The First Community also announced on April 18, 2002 that it has executed a definitive agreement to acquire all of the outstanding common stock of Upland Bank. The agreement with Upland calls for each Upland shareholder to have the right to elect to receive for each share of Upland common stock either $11.73 in cash or .5034 of a share of First Community common stock. The definitive agreement provides that at least 45% of the consideration shall be in the form of First Community common stock. The merger is subject to standard conditions, including the approval of Upland's shareholders and bank regulatory agencies. The transaction is expected to close in the third quarter of 2002, at which time Upland will be merged into Pacific Western, with Pacific Western, a wholly-owned subsidiary of First Community, remaining as the surviving bank.

After completing the acquisition of First National Bank, First Community's San Diego County- based subsidiary will operate through fifteen branches located in Calexico, Carlsbad, Chula Vista, Encinitas, Escondido, La Jolla, Point Loma, Rancho Santa Fe, San Diego, San Ysidro, and Vista. First Community's Los Angeles County-based subsidiary, Pacific Western National Bank, operates through eighteen branches in Los Angeles, Orange, Riverside and San Bernardino Counties. Total assets of First Community are expected to be approximately $2.1 billion at the time of closing.

Forward-Looking Statements

This press release includes forward-looking statements that involve inherent risks and uncertainties. First Community Bancorp, Pacific Western National Bank and First National Bank caution readers that a number of important factors could cause actual results to differ materially from those in the forward-looking statements. These factors include economic conditions and competition in the geographic and business areas in which First Community Bancorp, Pacific Western National Bank and First National Bank operate, inflation, deflation, fluctuations in interest rates, legislation and governmental regulation and the progress of integrating the operations of First Community Bancorp, Rancho Santa Fe National Bank, First Community Bank of the Desert, First Professional Bank, N. A., First Charter Bank, N. A., Pacific Western National Bank, Capital Bank of North County, Upland Bank and First National Bank.

Proxy Statement/Prospectus

Investors and security holders are urged to read the joint proxy statement/prospectus and any other relevant documents filed with the SEC regarding the business combination transaction referred to in this press release, when they become available, because they will contain important information. The joint proxy statement/prospectus will be filed with the Securities and Exchange Commission by First Community Bancorp. Investors and security holders may obtain a free copy of the joint proxy statement/prospectus (when it becomes available) and other documents filed by First Community Bancorp with the Commission at the Commission's website at www.sec.gov. The registration statement may also be obtained free of charge from First Community Bancorp by directing a request to: Pacific Western Bank, 275 N. Brea Boulevard, Brea, CA 92821. Attention: Lynn Hopkins.
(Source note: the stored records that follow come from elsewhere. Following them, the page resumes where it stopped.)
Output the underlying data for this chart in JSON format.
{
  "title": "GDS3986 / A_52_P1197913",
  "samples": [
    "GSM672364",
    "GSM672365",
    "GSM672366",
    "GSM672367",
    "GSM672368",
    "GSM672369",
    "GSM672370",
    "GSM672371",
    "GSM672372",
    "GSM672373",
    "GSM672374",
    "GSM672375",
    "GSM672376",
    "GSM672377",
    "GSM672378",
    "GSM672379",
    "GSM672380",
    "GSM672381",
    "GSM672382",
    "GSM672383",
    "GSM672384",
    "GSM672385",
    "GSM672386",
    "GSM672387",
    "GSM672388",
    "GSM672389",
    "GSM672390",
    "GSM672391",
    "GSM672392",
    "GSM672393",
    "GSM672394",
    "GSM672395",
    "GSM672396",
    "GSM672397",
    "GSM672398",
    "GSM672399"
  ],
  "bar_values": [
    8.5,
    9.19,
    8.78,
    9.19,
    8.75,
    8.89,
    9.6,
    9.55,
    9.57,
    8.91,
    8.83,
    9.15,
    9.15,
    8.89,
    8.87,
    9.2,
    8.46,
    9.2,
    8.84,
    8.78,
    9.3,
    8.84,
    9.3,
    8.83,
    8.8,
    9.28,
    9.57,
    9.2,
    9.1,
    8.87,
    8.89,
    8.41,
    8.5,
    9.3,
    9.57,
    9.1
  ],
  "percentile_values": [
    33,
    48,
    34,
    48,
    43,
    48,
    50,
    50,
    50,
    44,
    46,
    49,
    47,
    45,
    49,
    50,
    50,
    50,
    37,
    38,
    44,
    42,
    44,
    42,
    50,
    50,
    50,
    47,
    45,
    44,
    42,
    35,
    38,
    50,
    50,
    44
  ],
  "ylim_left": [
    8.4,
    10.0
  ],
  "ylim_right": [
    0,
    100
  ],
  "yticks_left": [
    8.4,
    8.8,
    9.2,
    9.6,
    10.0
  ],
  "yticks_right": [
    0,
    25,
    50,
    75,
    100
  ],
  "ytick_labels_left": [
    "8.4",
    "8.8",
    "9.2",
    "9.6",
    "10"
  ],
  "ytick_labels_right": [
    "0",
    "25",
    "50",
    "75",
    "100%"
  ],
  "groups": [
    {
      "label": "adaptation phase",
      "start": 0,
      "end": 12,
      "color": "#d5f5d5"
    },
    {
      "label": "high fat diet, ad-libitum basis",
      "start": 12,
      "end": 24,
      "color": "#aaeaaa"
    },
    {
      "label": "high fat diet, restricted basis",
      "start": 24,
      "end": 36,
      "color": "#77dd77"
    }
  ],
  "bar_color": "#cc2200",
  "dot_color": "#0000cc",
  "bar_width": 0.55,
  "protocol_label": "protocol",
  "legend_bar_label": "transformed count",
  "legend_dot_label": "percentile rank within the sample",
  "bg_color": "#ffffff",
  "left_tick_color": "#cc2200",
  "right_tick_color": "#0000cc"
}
Telephone: 714-674-5330.

        First Community Bancorp's executive officers and directors may be deemed to be participants in the solicitation of proxies from the stockholders of First Community Bancorp in favor of the issuance of shares of its common stock in the business combination transaction. Information concerning the identity of the participants in the solicitation of proxies by First Community Bancorp's executive officers and directors and their direct or indirect interests, by security holdings or otherwise, may be



obtained from the Secretary of First Community Bancorp at the address listed above. Investors and security holders may obtain more detailed information regarding the direct and indirect interests of First Community Bancorp's executive officers and directors in the business combination transaction by reading the joint proxy statement/prospectus filed with the SEC when it becomes available.